Oh Colleen, I'm so sorry to hear this news! What a scary time for us all, without losing our job during it! I have faith you will find something great, because you ARE great. It's clear you care and want to learn and be your best. That will shine through while interviewing. I wish you so much luck as you look for your new home-away-from-home. They will accept you with open arms once you get there. You'll see. (((HUGS)))
Your latest blog proves what a wonderful, grown up attitude you have. I hope for the best solution for this. Anyone would be lucky to have you on their team.
I'm so sorry to hear that! It sucks to be laid off, but to be laid off from a place you love is unimaginable! Good luck with the job search.

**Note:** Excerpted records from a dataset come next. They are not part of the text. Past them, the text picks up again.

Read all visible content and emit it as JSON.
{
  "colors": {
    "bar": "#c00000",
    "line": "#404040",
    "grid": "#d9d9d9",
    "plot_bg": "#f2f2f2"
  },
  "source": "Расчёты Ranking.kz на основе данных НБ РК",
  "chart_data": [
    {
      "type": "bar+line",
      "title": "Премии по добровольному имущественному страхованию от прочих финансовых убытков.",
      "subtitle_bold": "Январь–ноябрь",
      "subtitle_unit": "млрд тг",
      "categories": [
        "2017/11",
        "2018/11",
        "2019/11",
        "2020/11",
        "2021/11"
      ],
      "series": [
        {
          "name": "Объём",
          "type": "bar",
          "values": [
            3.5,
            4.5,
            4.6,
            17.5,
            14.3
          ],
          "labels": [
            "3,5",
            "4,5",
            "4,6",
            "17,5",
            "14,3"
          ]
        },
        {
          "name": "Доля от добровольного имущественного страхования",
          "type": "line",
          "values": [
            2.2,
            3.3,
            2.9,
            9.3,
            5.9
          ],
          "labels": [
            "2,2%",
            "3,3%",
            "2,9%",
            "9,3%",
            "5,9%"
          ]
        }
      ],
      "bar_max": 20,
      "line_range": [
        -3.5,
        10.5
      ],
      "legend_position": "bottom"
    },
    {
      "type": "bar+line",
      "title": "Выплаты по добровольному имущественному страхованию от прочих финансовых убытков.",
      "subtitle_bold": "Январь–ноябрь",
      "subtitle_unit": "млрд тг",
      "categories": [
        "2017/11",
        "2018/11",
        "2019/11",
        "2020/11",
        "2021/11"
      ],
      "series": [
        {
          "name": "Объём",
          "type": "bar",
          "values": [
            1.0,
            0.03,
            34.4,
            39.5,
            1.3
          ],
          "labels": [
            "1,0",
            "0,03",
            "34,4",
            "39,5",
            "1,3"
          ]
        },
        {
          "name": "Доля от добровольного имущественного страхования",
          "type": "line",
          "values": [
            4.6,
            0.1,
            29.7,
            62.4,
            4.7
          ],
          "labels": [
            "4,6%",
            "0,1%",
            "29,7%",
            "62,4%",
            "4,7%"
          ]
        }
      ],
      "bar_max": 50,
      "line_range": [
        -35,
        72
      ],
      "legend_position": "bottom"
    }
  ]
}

Wow - this is my most commented post ever. Thanks to everyone (loyal readers, loyal friends and loyal anonymous folks)---I needed it this week and appreciate your kind words!
We miss you so much! Feels very empty here. Good luck and please let me know how I can help!
Colleen, don't feel bad. I was laid off from my Pharma job about 5weeks ago. It hasn't been so bad, but my severance is tick, tick, ticking. The thing to do is put as many irons in that fire as you can. My best lead so far came from a guy I've been sitting next to at football games for 6 years. You never know who is out there that can help you to that next career path. Keep your head up.
I'm so sorry to read this. Especially since this job meant so much to. I know you'll pull through this, but I'm thinking about you. xx
Best of luck in your search. Any company will be very lucky to have you. Keep your chin up. Everything happens for a reason. We may not get it at the time, but will eventually look back and smile.